Figure 3 shows the distinction. The diagram on the left shows the internal structures of a set of documents: how references are associated with documents and how documents are associated with each other. The nodes represent publications and the arrows represent references from one publication to another. Inside the nodes, there are boxes labeled ‘CC...’ that are citations in context, i.e. they contain both reference and reference annotation; the boxes labeled ‘RC...’ contain just references. We stress that this is a ‘logical’ view of the structure of a document; how the nodes are textually represented depends on the document style. The nodes also contain information such as title, authorship, publisher, etc. The arrows show how references link publications. While the arrows normally point backwards in time, cycles are not excluded. The diagram on the right shows a simpler graph in which reference annotation is missing from the nodes, though other information such as title and authorship is maintained. This graph is what is normally called a ‘citation graph’. All well-known bibliometric measures such as h-indexes and impact factors are based on a citation graph. Thus, these measures cannot take account of reference annotation.
The distinction between reference and reference annotation may seem somewhat pedantic, especially when many papers, such as this, have little or no reference annotation. However, when it comes to data citation, the distinction appears to be important. The DataCite schema (14) has optional geolocation data (e.g. a bounding box for geospatial data) that, like page numbers, serve to locate the data of interest and should be treated as reference annotation. Another important use of reference annotation arises when what is being cited changes over time. In this case, it is common practice to provide, as part of reference annotation, the time at which a database is cited or the version being cited. In the case of a web page it is customary to give a ‘retrieved on’ date.

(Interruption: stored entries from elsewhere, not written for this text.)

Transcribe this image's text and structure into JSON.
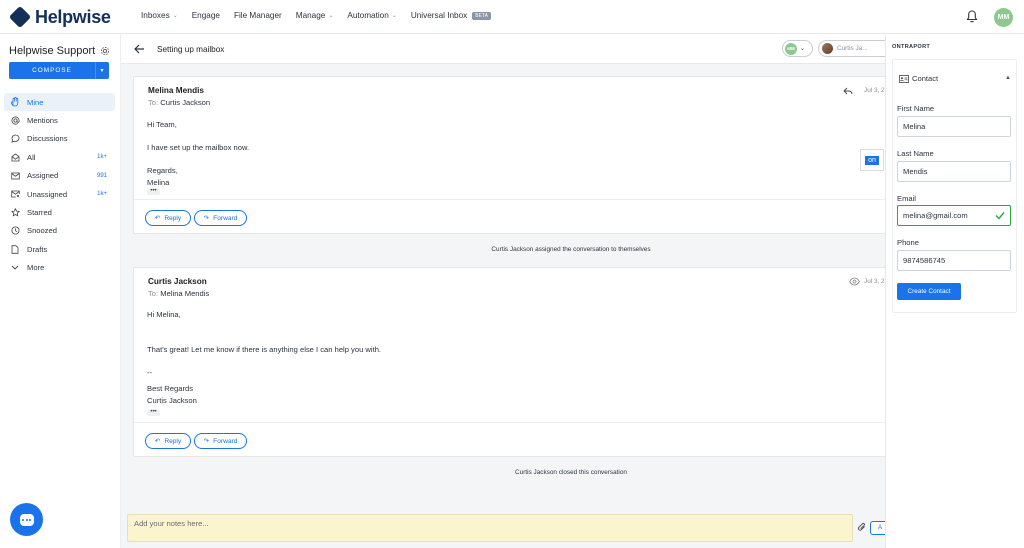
{
  "app": {
    "brand": "Helpwise",
    "avatar_initials": "MM",
    "accent": "#1a73e8"
  },
  "nav": [
    {
      "label": "Inboxes",
      "caret": true
    },
    {
      "label": "Engage",
      "caret": false
    },
    {
      "label": "File Manager",
      "caret": false
    },
    {
      "label": "Manage",
      "caret": true
    },
    {
      "label": "Automation",
      "caret": true
    },
    {
      "label": "Universal Inbox",
      "badge": "BETA"
    }
  ],
  "sidebar": {
    "title": "Helpwise Support",
    "compose_label": "COMPOSE",
    "items": [
      {
        "label": "Mine",
        "icon": "hand-icon",
        "count": "",
        "active": true
      },
      {
        "label": "Mentions",
        "icon": "at-icon",
        "count": ""
      },
      {
        "label": "Discussions",
        "icon": "chat-bubble-icon",
        "count": ""
      },
      {
        "label": "All",
        "icon": "envelope-open-icon",
        "count": "1k+"
      },
      {
        "label": "Assigned",
        "icon": "envelope-icon",
        "count": "991"
      },
      {
        "label": "Unassigned",
        "icon": "envelope-x-icon",
        "count": "1k+"
      },
      {
        "label": "Starred",
        "icon": "star-icon",
        "count": ""
      },
      {
        "label": "Snoozed",
        "icon": "clock-icon",
        "count": ""
      },
      {
        "label": "Drafts",
        "icon": "file-icon",
        "count": ""
      },
      {
        "label": "More",
        "icon": "chevron-down-icon",
        "count": ""
      }
    ]
  },
  "conversation": {
    "subject": "Setting up mailbox",
    "assignee_initials": "MM",
    "user_pill": "Curtis Ja...",
    "messages": [
      {
        "from": "Melina Mendis",
        "to_label": "To:",
        "to": "Curtis Jackson",
        "date": "Jul 3, 2",
        "lines": [
          "Hi Team,",
          "I have set up the mailbox now.",
          "Regards,",
          "Melina"
        ]
      },
      {
        "from": "Curtis Jackson",
        "to_label": "To:",
        "to": "Melina Mendis",
        "date": "Jul 3, 2",
        "lines": [
          "Hi Melina,",
          "That's great! Let me know if there is anything else I can help you with.",
          "--",
          "Best Regards",
          "Curtis Jackson"
        ]
      }
    ],
    "reply_label": "Reply",
    "forward_label": "Forward",
    "dots": "•••",
    "events": [
      "Curtis Jackson assigned the conversation to themselves",
      "Curtis Jackson closed this conversation"
    ],
    "notes_placeholder": "Add your notes here...",
    "add_label": "A",
    "ontraport_badge": "on"
  },
  "panel": {
    "title": "ONTRAPORT",
    "section": "Contact",
    "fields": [
      {
        "label": "First Name",
        "value": "Melina"
      },
      {
        "label": "Last Name",
        "value": "Mendis"
      },
      {
        "label": "Email",
        "value": "melina@gmail.com",
        "valid": true
      },
      {
        "label": "Phone",
        "value": "9874586745"
      }
    ],
    "create_label": "Create Contact"
  }
}
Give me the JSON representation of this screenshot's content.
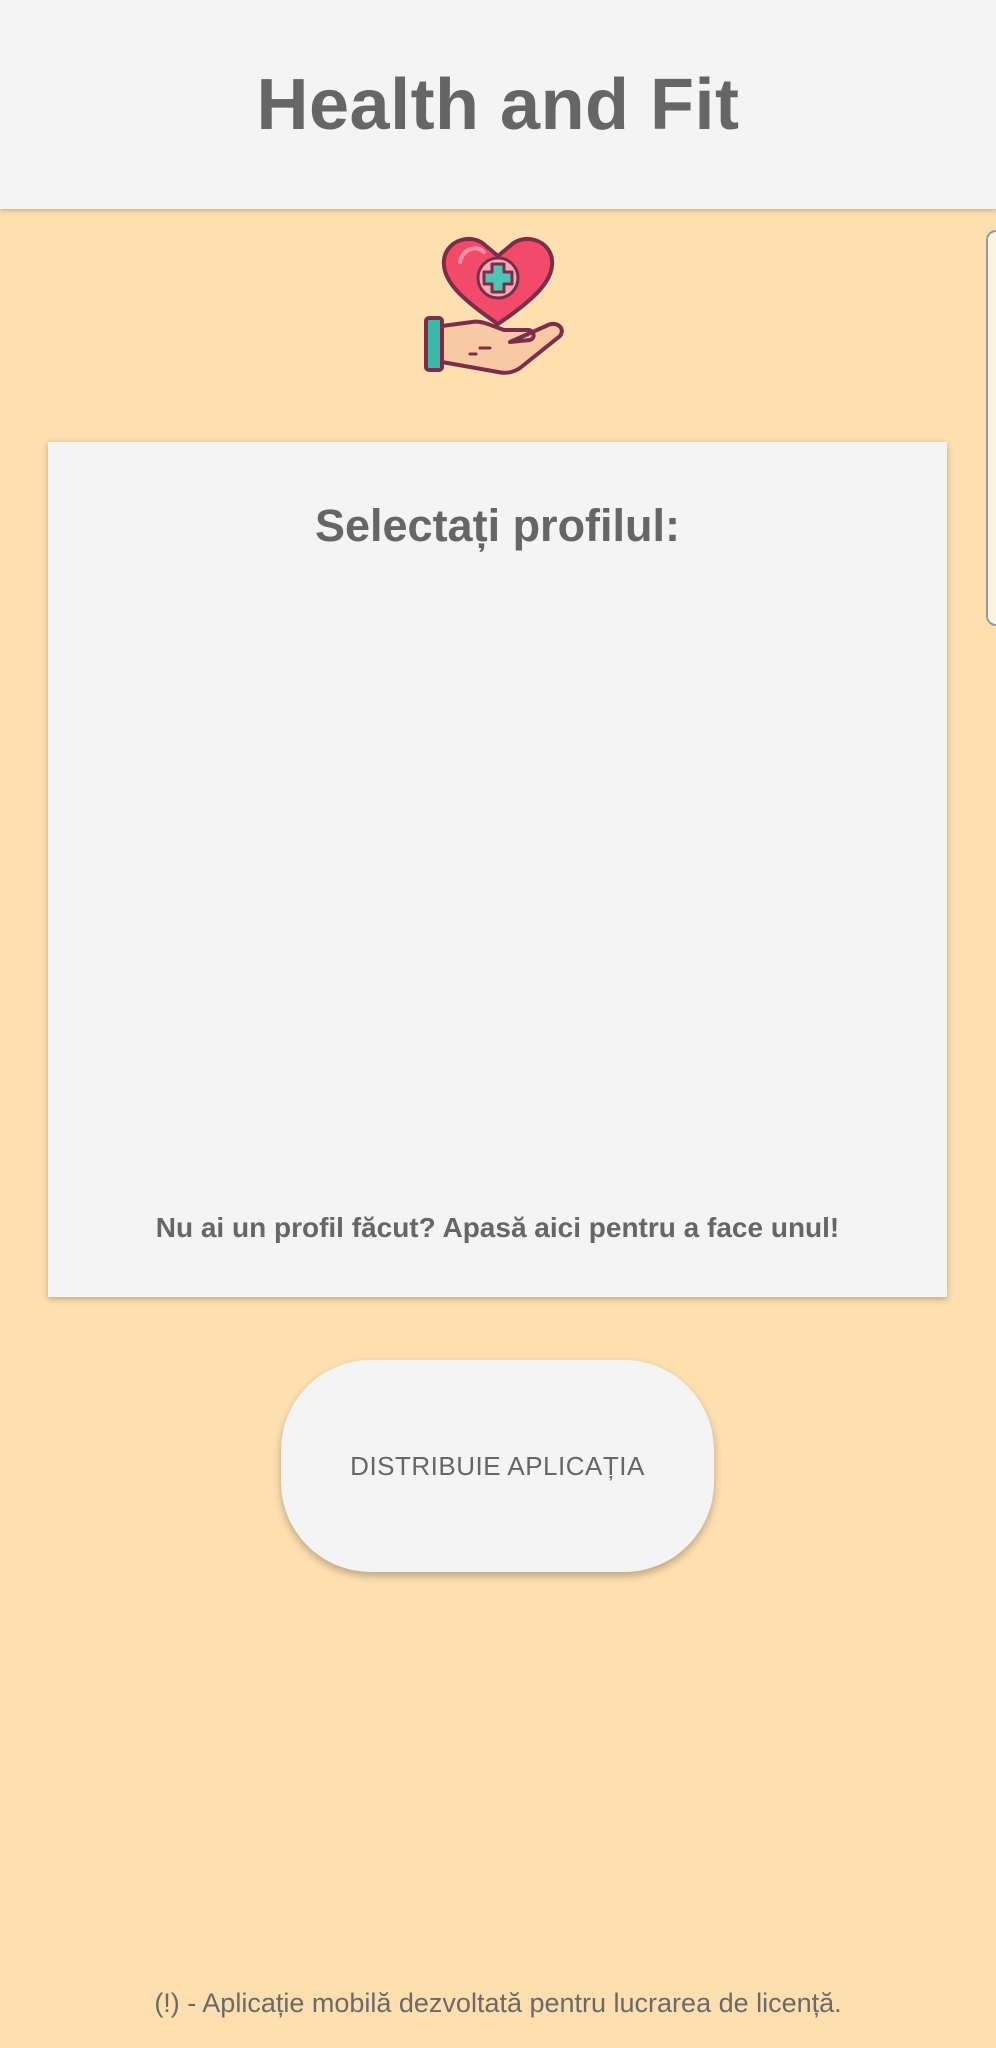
{
  "header": {
    "title": "Health and Fit"
  },
  "logo": {
    "icon": "heart-in-hand-icon",
    "colors": {
      "heart": "#F24B6A",
      "cross": "#4FC3B4",
      "hand": "#F9C9A6",
      "cuff": "#3DB8A8",
      "outline": "#7A2E4A"
    }
  },
  "profile_card": {
    "title": "Selectați profilul:",
    "profiles": [],
    "create_link": "Nu ai un profil făcut? Apasă aici pentru a face unul!"
  },
  "share_button": {
    "label": "DISTRIBUIE APLICAȚIA"
  },
  "footer": {
    "note": "(!) - Aplicație mobilă dezvoltată pentru lucrarea de licență."
  },
  "theme": {
    "background": "#FDDFB0",
    "surface": "#F4F4F4",
    "text": "#666666"
  }
}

When it comes to authorship, the normal assumption is that authorship is part of the reference and not reference annotation. However, the DataCite schema also has provision for two kinds of author: creators, ‘the main researchers involved in producing the data...’, and contributors, ‘the institution or person responsible for collecting, managing, distributing...’ the resource. The terminology does not align well with the terminology we are using here, but the observation is that if, as in GtoPdb, the creators vary with the part of the database being cited, there are two possibilities. The first is to treat creators as reference data, which means that we need to create a summary for each part (view) of the database being cited. This is what we do in this paper. However, another possibility is that we treat the creators like page numbers and bounding boxes as reference annotation. If we do this, then they do not appear in the citation graph and will not be found by citation analyzers. This is a problem with the approaches to data citation in (16,37) and possibly (32), though the prime purpose of (32) is to provide accurate provenance rather than ascribe credit. We discuss this further in the conclusions.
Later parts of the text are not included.